Stellar S-Process Neutron Capture Cross Sections On Kr-78,80,84,(86) Determined Via Activation, Atom Trap Trace Analysis, And Decay Counting

We present a detailed account of neutron capture experiments of astrophysical relevance on Kr-78,Kr-80,Kr-84,Kr-86 (n, gamma) reactions at the border between weak and main s process. The experiments were performed with quasi-Maxwellian neutrons from the Liquid-Lithium Target (LiLiT) and the mA-proton beam at 1.93 MeV (2-3 kW) of the Soreq Applied Research Accelerator Facility (SARAF). The setup yields high-intensity approximate to 40 keV quasi-Maxwellian neutrons (3-5 x10(10) n/s) closely reproducing the conditions of s-process stellar nucleosynthesis. A sample of 100 mg of atmospheric, pre-nuclear-age Kr gas contained in a Ti spherical shell was activated in the LiLiT neutron field.
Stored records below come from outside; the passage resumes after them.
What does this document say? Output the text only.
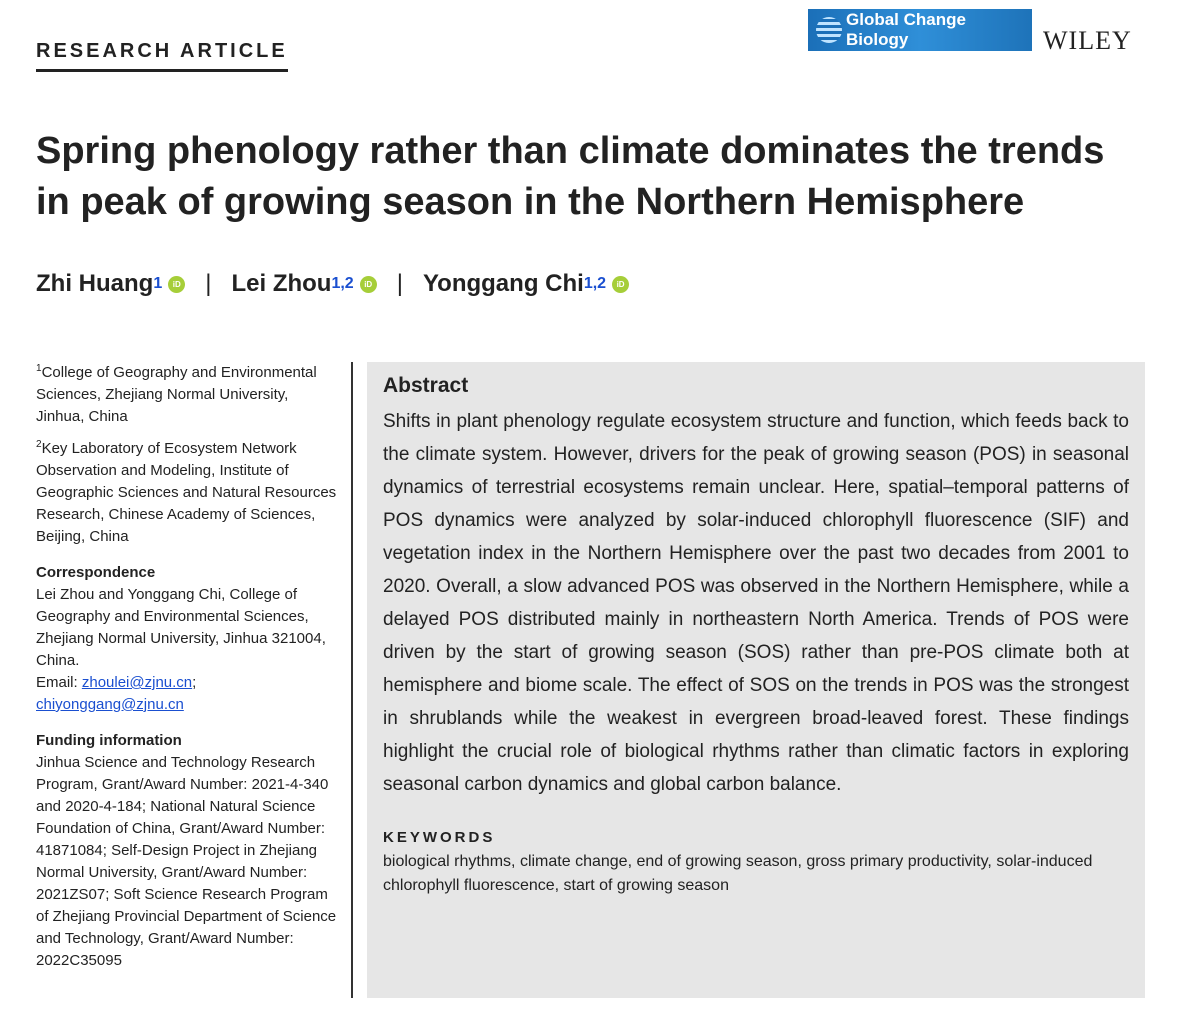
RESEARCH ARTICLE
Global Change Biology	WILEY
Spring phenology rather than climate dominates the trends in peak of growing season in the Northern Hemisphere
Zhi Huang 1	iD | Lei Zhou 1,2	iD | Yonggang Chi 1,2	iD

$^1$College of Geography and Environmental Sciences, Zhejiang Normal University, Jinhua, China

$^2$Key Laboratory of Ecosystem Network Observation and Modeling, Institute of Geographic Sciences and Natural Resources Research, Chinese Academy of Sciences, Beijing, China

Correspondence

Lei Zhou and Yonggang Chi, College of Geography and Environmental Sciences, Zhejiang Normal University, Jinhua 321004, China.
Email: zhoulei@zjnu.cn; chiyonggang@zjnu.cn

Funding information

Jinhua Science and Technology Research Program, Grant/Award Number: 2021-4-340 and 2020-4-184; National Natural Science Foundation of China, Grant/Award Number: 41871084; Self-Design Project in Zhejiang Normal University, Grant/Award Number: 2021ZS07; Soft Science Research Program of Zhejiang Provincial Department of Science and Technology, Grant/Award Number: 2022C35095

Abstract

Shifts in plant phenology regulate ecosystem structure and function, which feeds back to the climate system. However, drivers for the peak of growing season (POS) in seasonal dynamics of terrestrial ecosystems remain unclear. Here, spatial–temporal patterns of POS dynamics were analyzed by solar-induced chlorophyll fluorescence (SIF) and vegetation index in the Northern Hemisphere over the past two decades from 2001 to 2020. Overall, a slow advanced POS was observed in the Northern Hemisphere, while a delayed POS distributed mainly in northeastern North America. Trends of POS were driven by the start of growing season (SOS) rather than pre-POS climate both at hemisphere and biome scale. The effect of SOS on the trends in POS was the strongest in shrublands while the weakest in evergreen broad-leaved forest. These findings highlight the crucial role of biological rhythms rather than climatic factors in exploring seasonal carbon dynamics and global carbon balance.

KEYWORDS

biological rhythms, climate change, end of growing season, gross primary productivity, solar-induced chlorophyll fluorescence, start of growing season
The abundances of long-lived Kr isotopes (Kr-81,Kr-85g) were measured by atom counting via atom trap trace analysis (ATTA) at Argonne National Laboratory and low-level counting (LLC) at University of Bern. This work is the first measurement of a nuclear cross section using atom counting via ATTA. The activities of short-lived Kr isotopes (Kr-79,Kr-85m,Kr-87) were measured by gamma-decay counting with a high-purity germanium detector. Maxwellian-averaged cross sections for s-process thermal energies are extracted. By comparison to reference values, our nucleosynthesis network calculations show that the experimental cross sections have a strong impact on calculated abundances of krypton and neighboring nuclides, in some cases improving agreement between theory and observations.